LLMはトレーニングデータを漏洩し得るが、それは意図的なのか？ LLMにおける記憶の傾向を考慮した評価

要旨

大規模言語モデルは訓練データを再現することができるが、既存の記憶化評価は主にモデルが強制的にそうさせられるかどうかを測定するものであり、通常の使用においてそうするかどうかを測定するものではない。我々は、プリフィックスに基づく能力攻撃と非敵対的評価を対比する、記憶化評価のための傾向認識型フレームワークPropMeを紹介する。我々は、既存の関数に適用することで傾向指標を作成できるメトリック変換を提案する。さらに、infini-gram上に構築された軽量トレーシングパイプラインSimpleTraceを導入する。これは、モデルの生成を大規模訓練コーパスに決定論的に帰属させ、逐語的、ほぼ逐語的、および傾向変換された記憶化指標を計算する。二つの完全公開モデル（CommaとDFM Decoder）を、二つのデータセット（Common PileとDynaword）で二言語において評価したところ、能力と傾向の間に一貫したギャップがあることがわかった。プリフィックス攻撃は、汎用またはデータセット固有のプロンプトよりもかなり強い記憶化シグナルを引き出す一方、傾向スコアは全体的に低いままである。したがって、モデルは直接的に引き出された場合には訓練データを明らかにすることができるが、より一般的な非敵対的設定ではめったにそうならない。また、Commaから継続的に事前学習されたDFM Decoderは、Common Pileに対する記憶化および記憶化傾向が低減していることがわかり、後の訓練で部分的に異なるデータに重点が置かれると記憶化能力が低下し得ることが確認された。我々の結果は、記憶化監査において、この現象のより包括的な理解を得るために、最悪ケースの抽出可能性と通常の漏洩傾向の両方を報告すべきであることを示唆しており、我々はそうすることを推奨する。

English

Large language models can reproduce training data, but existing memorization evaluations mostly measure whether models can be forced to do so, rather than whether they do so under ordinary use. We introduce PropMe, a propensity-aware framework for memorization evaluation that contrasts prefix-based capability attacks with non-adversarial evaluations. We propose a metric transformation that, applied to existing functions, allows to create propensity metrics. We further introduce SimpleTrace, a lightweight tracing pipeline built on infini-gram that deterministically attributes model generations to large-scale training corpora and computes verbatim, near-verbatim, and propensity-transformed memorization metrics. Evaluating two fully-open models: Comma and DFM Decoder on two datasets: Common Pile and Dynaword in two languages, we find a consistent gap between capability and propensity: prefix attacks elicit substantially stronger memorization signals than generic or dataset-specific prompts, while propensity scores remain low overall. Thus, the models can reveal training data when directly elicited, but rarely do so in more common non-adversarial settings.
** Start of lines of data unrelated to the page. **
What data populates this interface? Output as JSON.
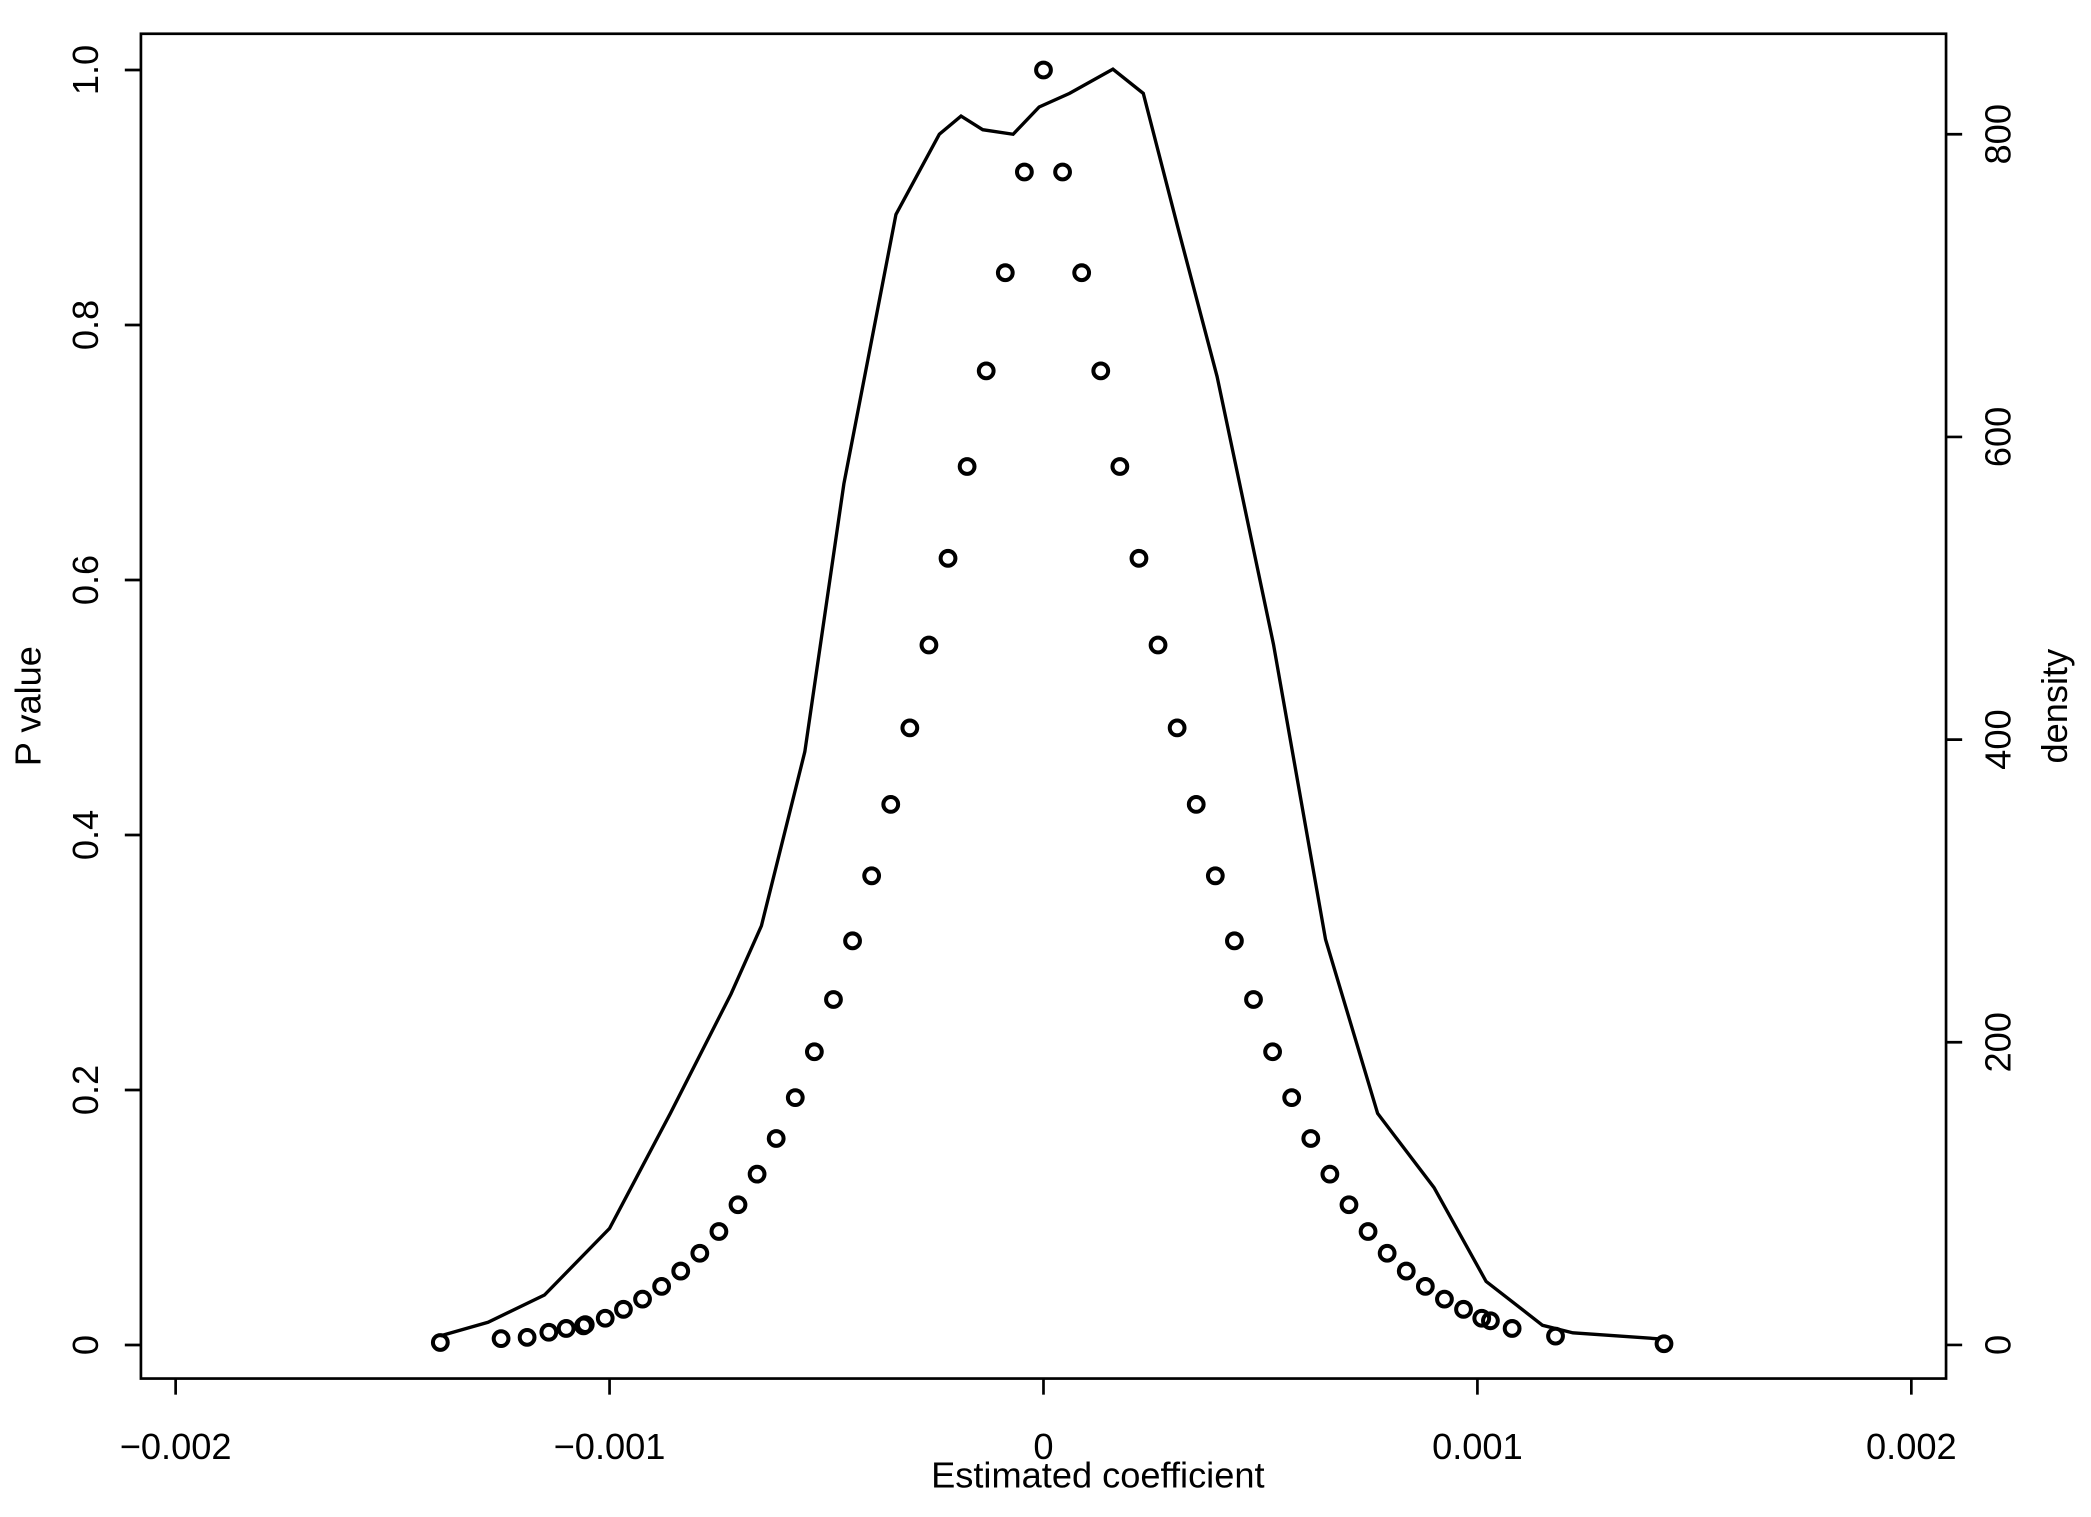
{
  "chart_data": {
    "type": "scatter",
    "x_label": "Estimated coefficient",
    "y_label": "P value",
    "y2_label": "density",
    "xlim": [
      -0.00208,
      0.00208
    ],
    "ylim": [
      -0.0263,
      1.0284
    ],
    "y2lim": [
      -22.2,
      866.4
    ],
    "xticks": [
      {
        "value": -0.002,
        "label": "−0.002"
      },
      {
        "value": -0.001,
        "label": "−0.001"
      },
      0,
      0.001,
      0.002
    ],
    "yticks": [
      0,
      0.2,
      0.4,
      0.6,
      0.8,
      {
        "value": 1.0,
        "label": "1.0"
      }
    ],
    "y2ticks": [
      0,
      200,
      400,
      600,
      800
    ],
    "series": [
      {
        "type": "scatter",
        "color": "#000000",
        "x": [
          -0.00139,
          -0.00125,
          -0.00119,
          -0.00114,
          -0.0011,
          -0.00106,
          -0.001056,
          -0.00101,
          -0.000968,
          -0.000924,
          -0.00088,
          -0.000836,
          -0.000792,
          -0.000748,
          -0.000704,
          -0.00066,
          -0.000616,
          -0.000572,
          -0.000528,
          -0.000484,
          -0.00044,
          -0.000396,
          -0.000352,
          -0.000308,
          -0.000264,
          -0.00022,
          -0.000176,
          -0.000132,
          -8.8e-05,
          -4.4e-05,
          0,
          4.4e-05,
          8.8e-05,
          0.000132,
          0.000176,
          0.00022,
          0.000264,
          0.000308,
          0.000352,
          0.000396,
          0.00044,
          0.000484,
          0.000528,
          0.000572,
          0.000616,
          0.00066,
          0.000704,
          0.000748,
          0.000792,
          0.000836,
          0.00088,
          0.000924,
          0.000968,
          0.00101,
          0.00103,
          0.00108,
          0.00118,
          0.00143
        ],
        "values": [
          0.002,
          0.005,
          0.006,
          0.01,
          0.013,
          0.015,
          0.016,
          0.021,
          0.028,
          0.036,
          0.046,
          0.058,
          0.072,
          0.089,
          0.11,
          0.134,
          0.162,
          0.194,
          0.23,
          0.271,
          0.317,
          0.368,
          0.424,
          0.484,
          0.549,
          0.617,
          0.689,
          0.764,
          0.841,
          0.92,
          1.0,
          0.92,
          0.841,
          0.764,
          0.689,
          0.617,
          0.549,
          0.484,
          0.424,
          0.368,
          0.317,
          0.271,
          0.23,
          0.194,
          0.162,
          0.134,
          0.11,
          0.089,
          0.072,
          0.058,
          0.046,
          0.036,
          0.028,
          0.021,
          0.019,
          0.013,
          0.007,
          0.001
        ]
      },
      {
        "type": "line",
        "axis": "y2",
        "color": "#000000",
        "x": [
          -0.00139,
          -0.00128,
          -0.00115,
          -0.001,
          -0.00086,
          -0.00072,
          -0.00065,
          -0.00055,
          -0.00046,
          -0.00034,
          -0.00024,
          -0.00019,
          -0.00014,
          -7e-05,
          -1e-05,
          6e-05,
          0.00016,
          0.00023,
          0.00031,
          0.0004,
          0.00053,
          0.00065,
          0.00077,
          0.0009,
          0.00102,
          0.00115,
          0.00122,
          0.00142
        ],
        "values": [
          6,
          15,
          33,
          77,
          153,
          232,
          277,
          392,
          569,
          747,
          800,
          812,
          803,
          800,
          818,
          827,
          843,
          827,
          738,
          640,
          463,
          268,
          153,
          104,
          42,
          13,
          8,
          4
        ]
      }
    ]
  }
}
We also find that DFM Decoder, which is continually pre-trained from Comma, exhibits reduced memorization and memorization propensity for Common Pile, confirming that memorization capability can decrease when later training emphasizes partially different data. Our results suggest, and we encourage, that memorization audits should report both worst-case extractability and ordinary leakage propensity in order to have a more comprehensive view of this phenomenon.